Романс «Ночь» на стихи Даниила Ратгауза мрачен и горестен. Чачава вводит нас в атмосферу заброшенного, старого дома, где трудно дышать. Образцова впускает в свой голос такую тоску, что слова нам мало что добавляют. Немыслимо медленный темп выдержан музыкантами безупречно, каждая нота как будто падает в бесконечную пустоту. Выходы в верхний регистр у Образцовой выглядят как приступы отчаяния, от которых нет спасения. От мрачного оцепенения этого романса хочется поскорее освободиться — нас довели до состояния панического ужаса.

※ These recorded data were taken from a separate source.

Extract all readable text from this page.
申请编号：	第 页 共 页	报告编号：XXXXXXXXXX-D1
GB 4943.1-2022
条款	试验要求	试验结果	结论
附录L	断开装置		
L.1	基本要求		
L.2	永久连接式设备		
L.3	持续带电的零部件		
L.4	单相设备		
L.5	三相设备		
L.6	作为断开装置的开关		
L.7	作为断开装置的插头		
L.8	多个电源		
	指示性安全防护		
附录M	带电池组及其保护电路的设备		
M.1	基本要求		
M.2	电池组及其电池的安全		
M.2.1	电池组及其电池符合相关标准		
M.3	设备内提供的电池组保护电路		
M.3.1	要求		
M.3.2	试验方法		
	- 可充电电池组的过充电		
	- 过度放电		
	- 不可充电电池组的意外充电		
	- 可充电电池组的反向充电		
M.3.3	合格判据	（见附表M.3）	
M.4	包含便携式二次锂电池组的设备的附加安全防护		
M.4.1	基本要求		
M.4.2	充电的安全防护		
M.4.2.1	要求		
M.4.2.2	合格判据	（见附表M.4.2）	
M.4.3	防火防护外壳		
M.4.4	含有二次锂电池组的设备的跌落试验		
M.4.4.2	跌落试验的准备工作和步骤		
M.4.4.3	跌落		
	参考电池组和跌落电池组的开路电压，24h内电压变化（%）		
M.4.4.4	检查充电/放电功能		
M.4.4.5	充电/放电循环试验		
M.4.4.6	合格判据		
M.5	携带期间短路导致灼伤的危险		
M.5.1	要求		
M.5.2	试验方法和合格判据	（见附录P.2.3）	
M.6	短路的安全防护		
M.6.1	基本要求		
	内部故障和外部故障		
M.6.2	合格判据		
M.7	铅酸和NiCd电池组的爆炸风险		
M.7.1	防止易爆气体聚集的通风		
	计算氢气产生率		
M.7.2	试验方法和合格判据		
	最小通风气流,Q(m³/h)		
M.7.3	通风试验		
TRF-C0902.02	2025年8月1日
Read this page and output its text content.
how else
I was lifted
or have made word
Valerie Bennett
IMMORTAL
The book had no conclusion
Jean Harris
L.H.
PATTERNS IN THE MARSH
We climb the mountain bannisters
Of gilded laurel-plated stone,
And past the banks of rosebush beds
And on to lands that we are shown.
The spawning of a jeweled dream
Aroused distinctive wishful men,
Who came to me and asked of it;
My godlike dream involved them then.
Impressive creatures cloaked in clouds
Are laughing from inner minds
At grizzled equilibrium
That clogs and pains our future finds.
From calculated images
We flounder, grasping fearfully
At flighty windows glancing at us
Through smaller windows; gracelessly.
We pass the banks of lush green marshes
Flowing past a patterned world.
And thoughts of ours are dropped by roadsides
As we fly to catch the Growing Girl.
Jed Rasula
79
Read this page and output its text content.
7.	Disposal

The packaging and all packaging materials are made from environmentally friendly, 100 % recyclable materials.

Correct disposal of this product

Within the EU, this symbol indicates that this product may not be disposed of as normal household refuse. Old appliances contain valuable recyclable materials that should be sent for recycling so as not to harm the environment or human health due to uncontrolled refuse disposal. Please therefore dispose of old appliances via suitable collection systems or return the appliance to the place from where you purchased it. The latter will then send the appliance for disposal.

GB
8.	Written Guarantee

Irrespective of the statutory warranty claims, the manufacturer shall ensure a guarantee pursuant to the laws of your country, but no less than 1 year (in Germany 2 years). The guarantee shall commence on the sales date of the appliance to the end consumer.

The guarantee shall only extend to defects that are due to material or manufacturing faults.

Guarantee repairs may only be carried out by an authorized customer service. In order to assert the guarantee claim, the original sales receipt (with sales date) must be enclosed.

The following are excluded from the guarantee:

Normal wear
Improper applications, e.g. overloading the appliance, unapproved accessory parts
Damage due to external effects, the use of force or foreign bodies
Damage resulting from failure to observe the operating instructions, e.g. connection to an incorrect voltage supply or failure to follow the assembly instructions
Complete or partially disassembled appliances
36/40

Следующий романс — шедевр из шедевров. Стихи Гёте из «Вильгельма Мейстера» — песню Арфиста «Nur wer die Sehnsucht kennt» — перевел на русский Лев Мей, и в Германии этот романс Чайковского часто поют по-немецки, в оригинале. Чайковский полностью присвоил этот текст, создал страстное высказывание на тему человеческого существования. И сочиненная мелодия оказалась способной выдержать все напряжение короткого гётевского стихотворения. Образцова и Чачава исполняют романс с аристократическим чувством собственного достоинства. Они как будто помнят прообраз, возникший в самом начале XIX века, держат в голове строгое воспитание, сдержанность чувств, благородство помыслов. Они способны осваивать это на серьезном, не подражательном уровне. Слова и музыка говорят о предельном страдании человека, разлученного с тем, кто ему ближе всего. Образцова и Чачава хранят трагедию внутри себя, не позволяют себе расхристанных страстей. Вся глубина муки остается внутри виолончельно гудящего голоса Образцовой (вспоминается духовный накал сюит для виолончели соло Иоганна Себастьяна Баха!) и породистого, почти колокольного перезвона клавира Чачавы. И только на один короткий миг музыканты выходят из-под жесткого самоконтроля и срывают с себя корсет сдержанности. А потом — утишение тона, возврат к обузданию муки, и только чуть более заметная вибрация в гудящем голосе Образцовой говорит нам о том, что самоконтроль имеет границы и может вот-вот выйти из повиновения.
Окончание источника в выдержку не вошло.